Think of await like: “pause here, resume later as a microtask”.

async function run() {
  console.log('1');
  await Promise.resolve();
  console.log('2');
}
 
run();
console.log('3');

Output: 1 3 2


Interview checklist: what to say (30 seconds)

If they ask: “Explain the event loop”

Say:

  • JS runs sync code on the call stack.
  • Async browser/Node work happens in host APIs.
  • Callbacks get queued as macrotasks (timers/I/O) or microtasks (Promise then, queueMicrotask).
  • After each macrotask, the event loop drains all microtasks first, then continues.

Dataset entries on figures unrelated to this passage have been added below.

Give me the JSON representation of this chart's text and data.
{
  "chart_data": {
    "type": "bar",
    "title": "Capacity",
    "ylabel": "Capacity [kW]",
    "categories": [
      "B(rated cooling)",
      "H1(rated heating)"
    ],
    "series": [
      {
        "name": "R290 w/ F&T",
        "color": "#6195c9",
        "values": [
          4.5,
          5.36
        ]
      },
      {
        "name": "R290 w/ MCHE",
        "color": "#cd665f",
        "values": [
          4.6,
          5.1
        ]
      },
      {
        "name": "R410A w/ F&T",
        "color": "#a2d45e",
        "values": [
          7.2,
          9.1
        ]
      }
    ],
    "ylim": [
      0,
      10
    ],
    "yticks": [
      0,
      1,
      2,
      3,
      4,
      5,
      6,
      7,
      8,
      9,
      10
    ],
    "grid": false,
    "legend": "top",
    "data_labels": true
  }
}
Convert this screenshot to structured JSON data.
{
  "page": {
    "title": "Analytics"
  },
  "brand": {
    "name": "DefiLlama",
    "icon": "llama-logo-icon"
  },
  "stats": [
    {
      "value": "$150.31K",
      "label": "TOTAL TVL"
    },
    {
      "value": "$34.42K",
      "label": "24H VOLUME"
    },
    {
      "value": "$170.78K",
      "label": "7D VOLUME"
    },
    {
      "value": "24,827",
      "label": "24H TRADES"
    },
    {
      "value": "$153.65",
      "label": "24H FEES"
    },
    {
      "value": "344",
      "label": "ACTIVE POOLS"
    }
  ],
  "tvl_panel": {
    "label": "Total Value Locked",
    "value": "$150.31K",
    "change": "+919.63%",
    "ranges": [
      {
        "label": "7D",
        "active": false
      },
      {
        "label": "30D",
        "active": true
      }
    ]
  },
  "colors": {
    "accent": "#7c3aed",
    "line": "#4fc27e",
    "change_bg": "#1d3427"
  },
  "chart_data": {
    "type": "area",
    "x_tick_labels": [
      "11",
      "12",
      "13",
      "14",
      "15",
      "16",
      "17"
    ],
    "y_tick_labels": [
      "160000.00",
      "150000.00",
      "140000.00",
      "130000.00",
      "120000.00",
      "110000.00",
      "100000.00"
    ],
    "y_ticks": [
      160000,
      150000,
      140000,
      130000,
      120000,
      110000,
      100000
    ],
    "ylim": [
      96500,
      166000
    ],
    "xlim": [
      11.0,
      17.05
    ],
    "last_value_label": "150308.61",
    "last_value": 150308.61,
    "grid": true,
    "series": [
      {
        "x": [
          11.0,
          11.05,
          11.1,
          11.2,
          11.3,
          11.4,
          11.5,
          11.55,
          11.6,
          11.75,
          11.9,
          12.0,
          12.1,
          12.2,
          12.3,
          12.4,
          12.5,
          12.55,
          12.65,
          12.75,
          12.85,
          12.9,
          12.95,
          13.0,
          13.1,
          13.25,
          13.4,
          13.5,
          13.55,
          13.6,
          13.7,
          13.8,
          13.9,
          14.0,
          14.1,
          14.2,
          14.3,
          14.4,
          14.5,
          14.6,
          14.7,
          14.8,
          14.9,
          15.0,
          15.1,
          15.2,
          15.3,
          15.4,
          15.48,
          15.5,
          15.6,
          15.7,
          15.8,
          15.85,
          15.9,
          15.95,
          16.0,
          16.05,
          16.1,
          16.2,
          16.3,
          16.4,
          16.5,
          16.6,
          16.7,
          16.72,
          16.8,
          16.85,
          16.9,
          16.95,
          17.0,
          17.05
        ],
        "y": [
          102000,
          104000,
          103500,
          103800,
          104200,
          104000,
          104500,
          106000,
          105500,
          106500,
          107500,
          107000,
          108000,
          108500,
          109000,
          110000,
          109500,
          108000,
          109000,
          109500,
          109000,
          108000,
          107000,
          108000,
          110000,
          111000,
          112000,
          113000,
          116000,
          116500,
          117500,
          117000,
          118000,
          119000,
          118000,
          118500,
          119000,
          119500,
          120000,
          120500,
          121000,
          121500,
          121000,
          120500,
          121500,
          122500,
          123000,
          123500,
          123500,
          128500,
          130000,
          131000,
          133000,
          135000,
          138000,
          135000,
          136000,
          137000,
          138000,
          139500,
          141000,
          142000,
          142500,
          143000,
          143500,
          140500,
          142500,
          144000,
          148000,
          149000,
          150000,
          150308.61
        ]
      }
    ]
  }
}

Common pitfalls (these get people rejected)

  1. Assuming setTimeout(fn, 0) runs immediately
  • It runs later, after current stack + microtasks.
  1. Not knowing microtasks priority
  • Promise .then runs before timers.
  1. Confusing “single-threaded” with “no concurrency”
  • JS is single-threaded for your code, but the host can do work concurrently.

Quick practice (try to predict)

console.log('start');
setTimeout(() => console.log('timeout'), 0);
queueMicrotask(() => console.log('microtask'));
console.log('end');
Promise.resolve().then(() => {
  console.log('p1');
  setTimeout(() => console.log('t1'), 0);
});
setTimeout(() => console.log('t0'), 0);

(Answer keys: keep for later or in a separate “solutions” post.)


Mini Q&A

Q1: What’s the rule that decides Promise vs setTimeout order?

  • After a macrotask, the event loop drains all microtasks before the next macrotask.

Q2: Is await a microtask?

  • Conceptually, resuming after await happens like a microtask continuation.

Q3: Why do interview “output” questions feel tricky?

  • Because you must model stack → microtasks → macrotasks precisely.

Summary checklist

  • I can explain call stack + host APIs + queues.
  • I know microtasks run before macrotasks.
  • I can solve at least 5 output-order questions.

Summary

  • Microtasks (Promises) run before macrotasks (timers).
  • After each macrotask, the event loop drains the microtask queue completely.
  • If you can reason about 4–5 output questions confidently, you’re set.